Photo by R. Michael Semple
''It's classic rock,'' said Sparano of Poland, a fan, of her attraction to the Brooklyn, N.Y.-born rocker whose music has stood the test of time to become synonymous with good old American rock 'n' roll.
Money played the Warren Community Amphitheatre to benefit Relay For Life in Warren, which marked its 20th anniversary this year. It also happens to be the 100th anniversary of the American Cancer Society.
''We wanted to give them (people) something they could go to and give them something special,'' said Jackie Thomas, a member of the Warren Relay For Life board.
Thomas said without Israel Zambrano, owner of the Los Gallos Mexican restaurants in several places in the Mahoning Valley and The Cellar, a concert venue in Struthers, the event would not have been possible. She said she approached Zambrano and he took the lead to make the arrangements for the Eddie Money concert.
Zambrano's mother is a survivor of colon cancer.
''Anytime there is something like this, I always try to help,'' said Zambrano.
Cummings and Jones, both of Champion, say they've been fans of Eddie Money since he exploded onto the music scene in the late-1970s and into the 1980s. Part of the attraction, they say, is that Eddie Money's music hasn't changed since he took off, and neither has he.
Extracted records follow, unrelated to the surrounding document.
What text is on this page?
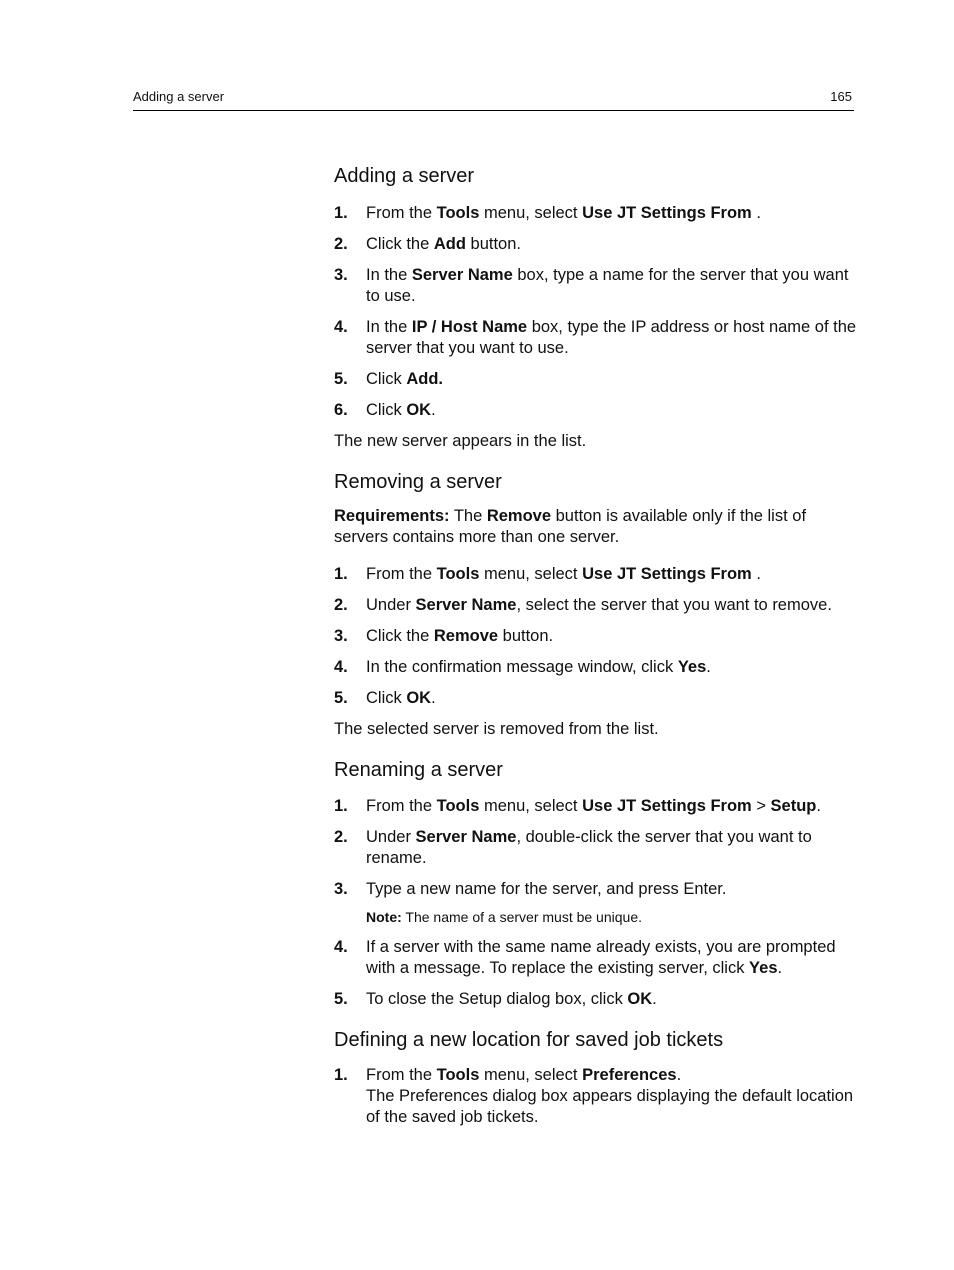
Adding a server	165
Adding a server
1. From the Tools menu, select Use JT Settings From .
2. Click the Add button.
3. In the Server Name box, type a name for the server that you want to use.
4. In the IP / Host Name box, type the IP address or host name of the server that you want to use.
5. Click Add.
6. Click OK.

The new server appears in the list.

Removing a server

Requirements: The Remove button is available only if the list of servers contains more than one server.

1. From the Tools menu, select Use JT Settings From .
2. Under Server Name, select the server that you want to remove.
3. Click the Remove button.
4. In the confirmation message window, click Yes.
5. Click OK.

The selected server is removed from the list.

Renaming a server
1. From the Tools menu, select Use JT Settings From > Setup.
2. Under Server Name, double-click the server that you want to rename.
3. Type a new name for the server, and press Enter.
Note: The name of a server must be unique.
4. If a server with the same name already exists, you are prompted with a message. To replace the existing server, click Yes.
5. To close the Setup dialog box, click OK.
Defining a new location for saved job tickets
1. From the Tools menu, select Preferences.
The Preferences dialog box appears displaying the default location of the saved job tickets.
''He is the same guy he was back way into the 70s. ... He's approachable. He got out of the car and started to talk with his fans,'' Cummings said.
It's unknown how many tickets were sold for the event, but there was a sizeable crowd at the 2,500-seat amphitheater. The money raised will go to the Warren Relay, which happens to be the largest in Ohio. It raised $330,000 over the two-day event in May.
Pam Marshall of the ACS and special events coordinator said Eddie Money would be presented with a survivor's shirt and Relay For Life Spirit Award. Awards also will be given to Los Gallos and the opening bands; the OneFortyOnes, a band of Warren police officers; and the Gary Markasky Project, Marshall said.
But the beat doesn't stop for Warren's Relay after Friday. Marshall said a River Rock at the Amp event in July and an event at the General Motors plant in Lordstown will help raise money.
''We're still trying to raise some funds because you can never do enough,'' Marshall said.